Bad for Banking and Manufacturing

It’s not just companies selling products directly to Egypt that are at risk, either. Companies with sizeable operations in Egypt are in a bad spot, too. They’re subject to limited (or a total lack of) productivity. And the longer the fighting continues, the worse the impact could be for the following companies – and, in turn, their shareholders:

~ Dangerous Stock #4: HSBC (HBC) employs over 2,000 people at 75 branches in Egypt, which it’s been forced to close at the behest of Egyptian officials. The company’s total exposure in the country checks in at about $10 billion.

~ Dangerous Stock #5: Citigroup (C) also closed its branches in Egypt, impacting about 650 employees. The New York-based bank has a little more than $1.6 billion in assets at risk in Egypt.

~ Dangerous Stock #6: Swedish home appliances maker Electrolux AB (ELUXY) employs about 7,000 people in Egypt, equal to about 10% of its global workforce. Its recent production halt could lead to inventory issues.
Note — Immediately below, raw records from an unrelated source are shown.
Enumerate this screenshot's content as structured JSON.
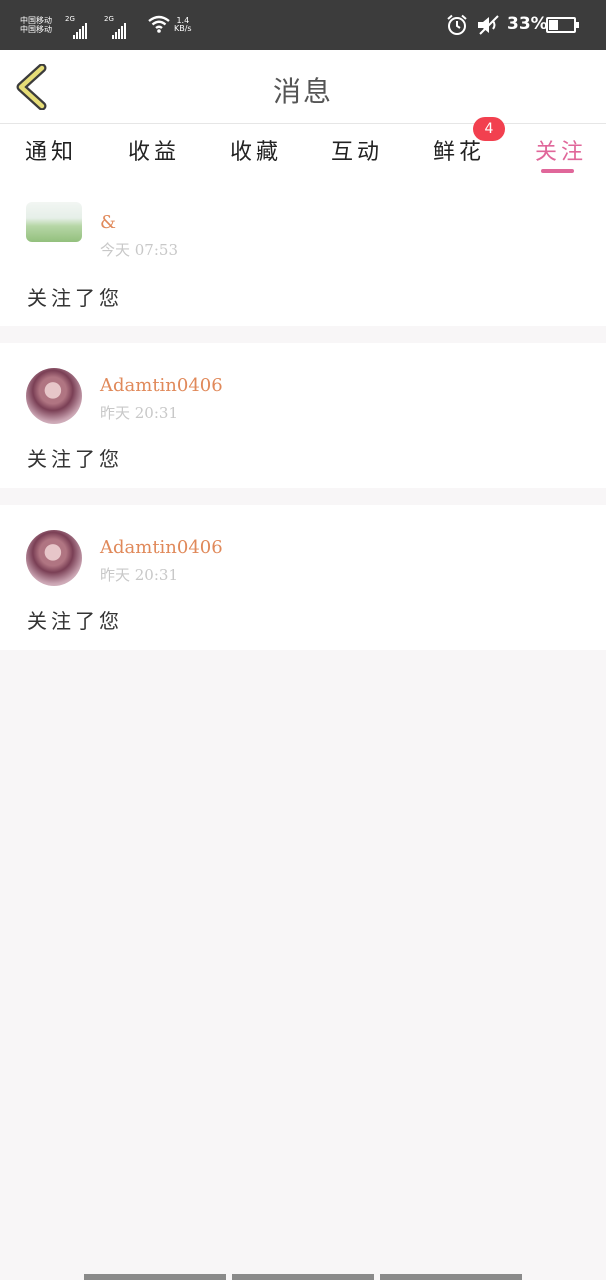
{
  "status_bar": {
    "carrier_line1": "中国移动",
    "carrier_line2": "中国移动",
    "sim1_network": "2G",
    "sim2_network": "2G",
    "speed_value": "1.4",
    "speed_unit": "KB/s",
    "battery_percent": "33%",
    "battery_level": 0.33,
    "icons": [
      "signal-icon",
      "wifi-icon",
      "alarm-icon",
      "mute-icon",
      "battery-icon"
    ]
  },
  "header": {
    "back_icon": "chevron-left-icon",
    "title": "消息"
  },
  "tabs": [
    {
      "label": "通知",
      "active": false
    },
    {
      "label": "收益",
      "active": false
    },
    {
      "label": "收藏",
      "active": false
    },
    {
      "label": "互动",
      "active": false
    },
    {
      "label": "鲜花",
      "active": false,
      "badge": "4"
    },
    {
      "label": "关注",
      "active": true
    }
  ],
  "colors": {
    "accent": "#e0679a",
    "username": "#e0895a",
    "badge": "#f2404f"
  },
  "messages": [
    {
      "username": "&",
      "time": "今天 07:53",
      "text": "关注了您",
      "avatar": "landscape-avatar"
    },
    {
      "username": "Adamtin0406",
      "time": "昨天 20:31",
      "text": "关注了您",
      "avatar": "portrait-avatar"
    },
    {
      "username": "Adamtin0406",
      "time": "昨天 20:31",
      "text": "关注了您",
      "avatar": "portrait-avatar"
    }
  ]
}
~ Dangerous Stock #7: General Motors (GM) was the first privately owned automaker to open a factory in Egypt. It operates a plant in the suburbs of Cairo, which employs about 1,400 people. After halting production for several days, it’s now proceeding with caution. Like Electrolux, any subsequent production halts could lead to inventory problems.

A Loss of Luster

Gold might be staging a comeback. But I wouldn’t look to play a prolonged rally with this pick…
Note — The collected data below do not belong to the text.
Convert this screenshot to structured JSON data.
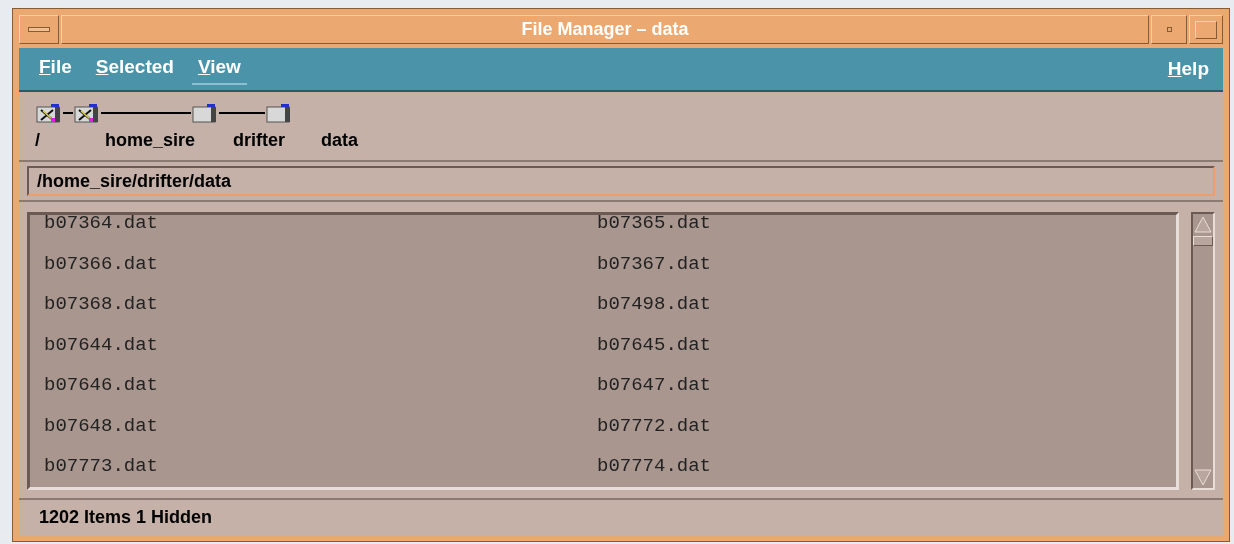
{
  "window": {
    "title": "File Manager – data"
  },
  "menu": [
    {
      "label": "File",
      "selected": false
    },
    {
      "label": "Selected",
      "selected": false
    },
    {
      "label": "View",
      "selected": true
    }
  ],
  "help_menu": {
    "label": "Help"
  },
  "path_tree": [
    {
      "label": "/",
      "kind": "locked"
    },
    {
      "label": "home_sire",
      "kind": "locked"
    },
    {
      "label": "drifter",
      "kind": "folder"
    },
    {
      "label": "data",
      "kind": "folder"
    }
  ],
  "path_field": {
    "value": "/home_sire/drifter/data"
  },
  "files": [
    [
      "b07364.dat",
      "b07365.dat"
    ],
    [
      "b07366.dat",
      "b07367.dat"
    ],
    [
      "b07368.dat",
      "b07498.dat"
    ],
    [
      "b07644.dat",
      "b07645.dat"
    ],
    [
      "b07646.dat",
      "b07647.dat"
    ],
    [
      "b07648.dat",
      "b07772.dat"
    ],
    [
      "b07773.dat",
      "b07774.dat"
    ]
  ],
  "status_bar": "1202 Items 1 Hidden"
}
~ Dangerous Stock #8: Despite being headquartered in Australia, Centamin Plc’s (CEE.TO) gold mining explorations are based exclusively in Egypt. The company’s major asset is its interest in the Sukari Gold Mine, located in the Eastern Desert of Egypt. Last year, it yielded 262,828 ounces of gold at a cash cost of about $700 per ounce. However, if the unrest continues indefinitely, the company’s chief asset could turn into a major liability – as the ruling powers could revoke the company’s exploitation lease at Sukari.
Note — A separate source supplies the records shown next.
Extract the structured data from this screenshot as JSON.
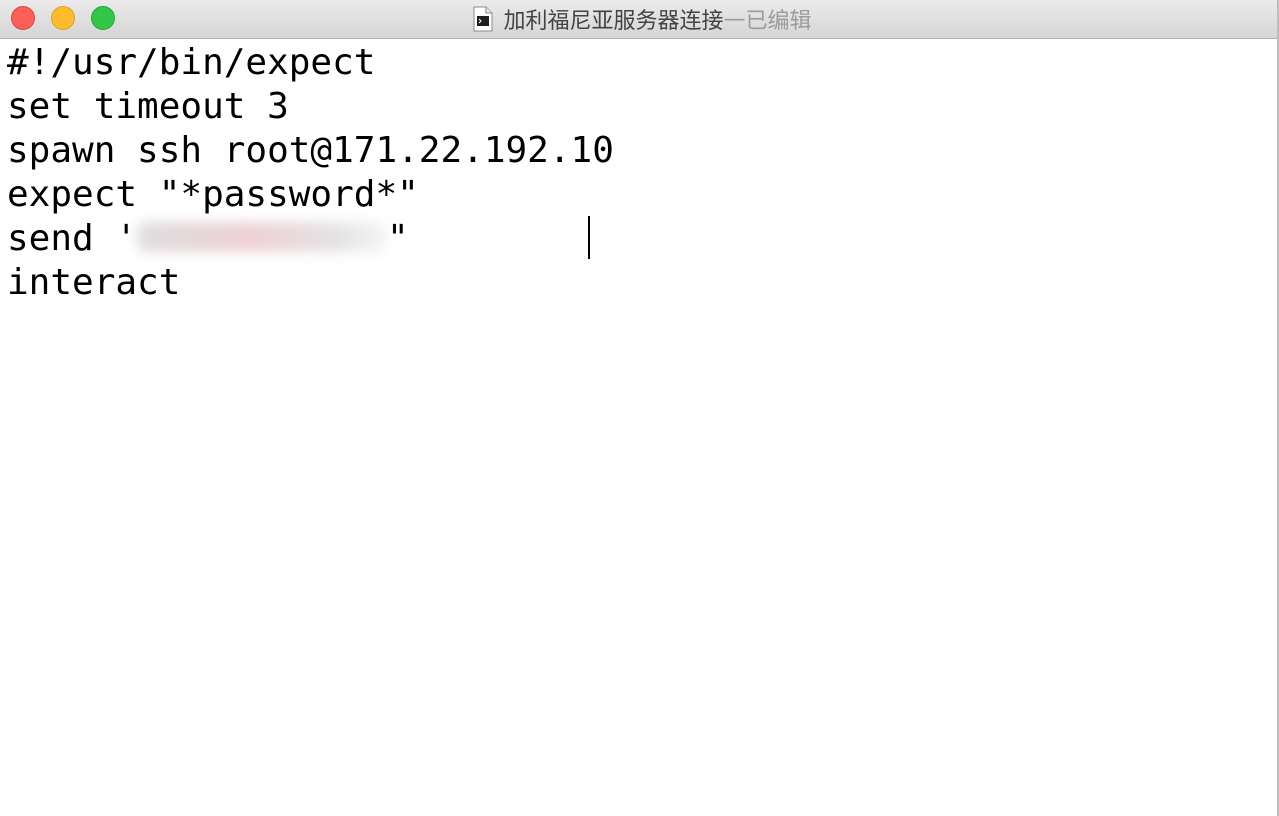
{
  "window": {
    "title": "加利福尼亚服务器连接",
    "separator": " — ",
    "status": "已编辑"
  },
  "editor": {
    "lines": [
      "#!/usr/bin/expect",
      "set timeout 3",
      "spawn ssh root@171.22.192.10",
      "expect \"*password*\"",
      "send '",
      "interact"
    ],
    "line5_suffix": "\""
  },
  "icons": {
    "document": "terminal-document-icon"
  }
}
No Oil or Profit Gusher Here

Egypt isn’t a major oil producer. Instead, its significance to the global energy markets stems from the Suez Canal, which is a vital waterway for the transportation of crude oil and liquefied natural gas.

Nevertheless, there are companies with enough production in Egypt and Libya that losses could lead to a meaningful decline in overall activity (and share prices).

If you’re wondering why in the world I’m bringing Libya into the equation, it’s simple: Many pundits fear that the chaos could spread to the country. And I agree.

Add it all up, and the following companies are all the more risky:

~ Dangerous Stock #9: Italy’s ENI SpA (E) counts on Egypt and Libya for 10% and 11.5% of daily oil production, respectively.

~ Dangerous Stock #10: Spain’s Repsol S.A. (REPYY) counts on Libya for 10% of its production and 11% of its net asset value (NAV).

~ Dangerous Stock #11: Germany’s OMV AG (OMVKY) counts on Libya for 11% of its current production and 22% of its NAV.

~ Dangerous Stock #12: Houston-based Apache (APA) counts on Egypt for 19% of production, 17% of its NAV and 24% of cash flow.

As I mentioned above, there’s one company that should be avoided at all costs right now. And as you can probably guess, it’s Apache.

The company possesses the most direct exposure to the unrest in Egypt. Accordingly, its shares hold the most downside potential.

I’m not the only one who thinks so, either.

Amir Arif, an analyst at Stifel Nicolaus, just downgraded the stock to a “Hold” from a “Buy.”

As we all know, Wall Street’s “Hold” is merely a euphemism for “Sell.” And that’s exactly what I’d do if I owned shares right now.

And if you don’t own them, don’t buy them. Even if shares are trading at a discount to book value.

As Arif appropriately points out about Apache, “The risk/reward profile has decreased, near-term catalysts have mostly played out, and while the name remains a value stock, we do not see any key drivers to move the name higher.”

Bottom line: Back in June, James Syme of JO Hambro Capital Management Group said, “Egypt has some interesting opportunities, but both the macroeconomic situation and the political/legislative situation are highly uncertain… It could have a place in a portfolio, but much further out on the risk-reward spectrum.”

Forget “further out,” James! In light of the recent developments, Egypt should be completely out of our portfolios for the foreseeable future. Especially Apache.